Forums / Games / Halo 5: Guardians

Ranking & Matching in H5

OP NNMS MXMS

After realizing I've been making a false assumption (details here), I've put more thought into the problems with H4 matching and ranking. I've also spent a lot of time reading and re-reading about TrueSkill and the H2 ranking / matching system. I believe there is a better way than either of those alone.

First, it's important to list what we want a ranking system to do:

.....1. Reward behavior that contributes to a team win.
.....2. Punish behavior that contributes to a team loss.
.....3. Accurately reflects some combination of individual skill and ability to play as part of a team.
.....4. Updates based on recent performance.
.....5. Easy for players to understand.

Second, it's important to list what we want a matching system to do:

.....1. Accurately estimate a player's skill level.
.....2. Place players of nearly equal skill into matches with each other.
.....3. Match parties in such a way that each team has an equitable mix of parties and lone wolves.

These are not the same goals. They are similar - but not the same. So if you attempt to use the exact same number to accomplish both ranking and matching, you will always run into problems.

Let's say you want to punish a habitual quitter via rank reduction. In all previous systems, doing so will result in that person getting easier matches. It doesn't punish that player - it punishes all those who are forced to play against someone who's actual skill level is not properly reflected by rank.

Or let's say that you have a player to whom K/D and win percentage is more important than the rank number. That player can easily partner up with some low-level players and kill farm in CTF while allowing his team to lose. He only gets one loss (but a boost to the K/D), but because the loss is to a much lower-ranked team, he can drop quite a few ranks. That gives him easier matches while he ranks up again, and the overall effect on his win percentage is to artificially inflate it.

There are other difficulties as well that do not involve intentional manipulation of rank. In the TrueSkill* system, ranks grow very stable over time. While this is good for matching purposes (since a player's skill changes only gradually), it's not ideal for ranks. We want ranks to change based on recent games to provide a constant incentive for winning every game. The H2 system definitely provides that feature - but sacrifices matching stability (which allows players relatively simple avenues to manipulate ranks and stats).

In short, there is no single system that can provide both optimal matching and optimal ranking.

H2 for Ranking

The H2 ranking system is quite beautiful, in my opinion.

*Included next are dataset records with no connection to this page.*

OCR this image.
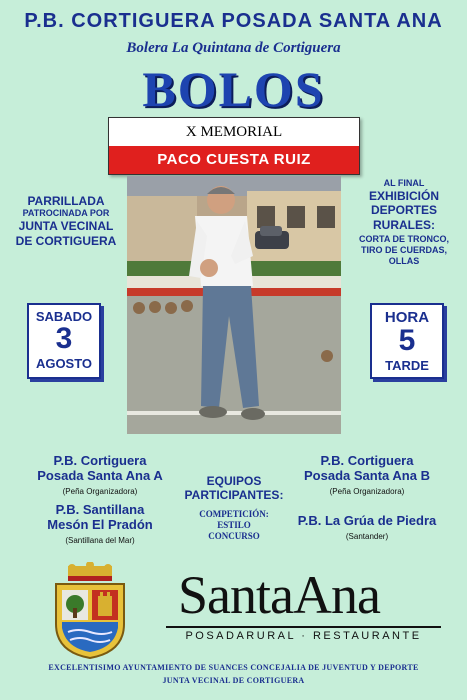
P.B. CORTIGUERA POSADA SANTA ANA
Bolera La Quintana de Cortiguera
BOLOS
X MEMORIAL
PACO CUESTA RUIZ
PARRILLADA
PATROCINADA POR
JUNTA VECINAL
DE CORTIGUERA
AL FINAL
EXHIBICIÓN
DEPORTES
RURALES:
CORTA DE TRONCO,
TIRO DE CUERDAS,
OLLAS
SABADO
3
AGOSTO
HORA
5
TARDE
P.B. Cortiguera
Posada Santa Ana A
(Peña Organizadora)
P.B. Cortiguera
Posada Santa Ana B
(Peña Organizadora)
P.B. Santillana
Mesón El Pradón
(Santillana del Mar)
P.B. La Grúa de Piedra
(Santander)
EQUIPOS
PARTICIPANTES:
COMPETICIÓN:
ESTILO
CONCURSO
SantaAna
POSADARURAL · RESTAURANTE
EXCELENTISIMO AYUNTAMIENTO DE SUANCES CONCEJALIA DE JUVENTUD Y DEPORTE
JUNTA VECINAL DE CORTIGUERA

It is simple and easy to understand, so players will always know why they gained or lost rank. It provides a clear incentive for winning (as you cannot rank up unless your team wins). It constantly updates based on recent performance. Because it is a points-based system, it allows easy implementation of ways to punish undesirable behavior or even allowing rank to decay with time. These things make it a very elegant system for ranking. They also make it unstable and a poor estimate of true individual skill, which is an undesirable trait for a matching system.

TrueSkill for Matching

The TrueSkill ranking system is mathematically robust - given the right inputs. It has the ability (if used properly) to distinguish between individual skill even among members of the same team. Because it converges to a better and better (and, hence, stable) estimate of a player's skill over time, it provides an excellent means of matching players based on their actual estimated skill. The characteristics that make it good for matching, however, render it less desirable than H2 for ranking. The problems with using TrueSkill in H3/Reach/H4 were not issues with TrueSkill itself, but rather with the information that those games fed TrueSkill - a decision driven by the desire to also use TrueSkill as a ranking system.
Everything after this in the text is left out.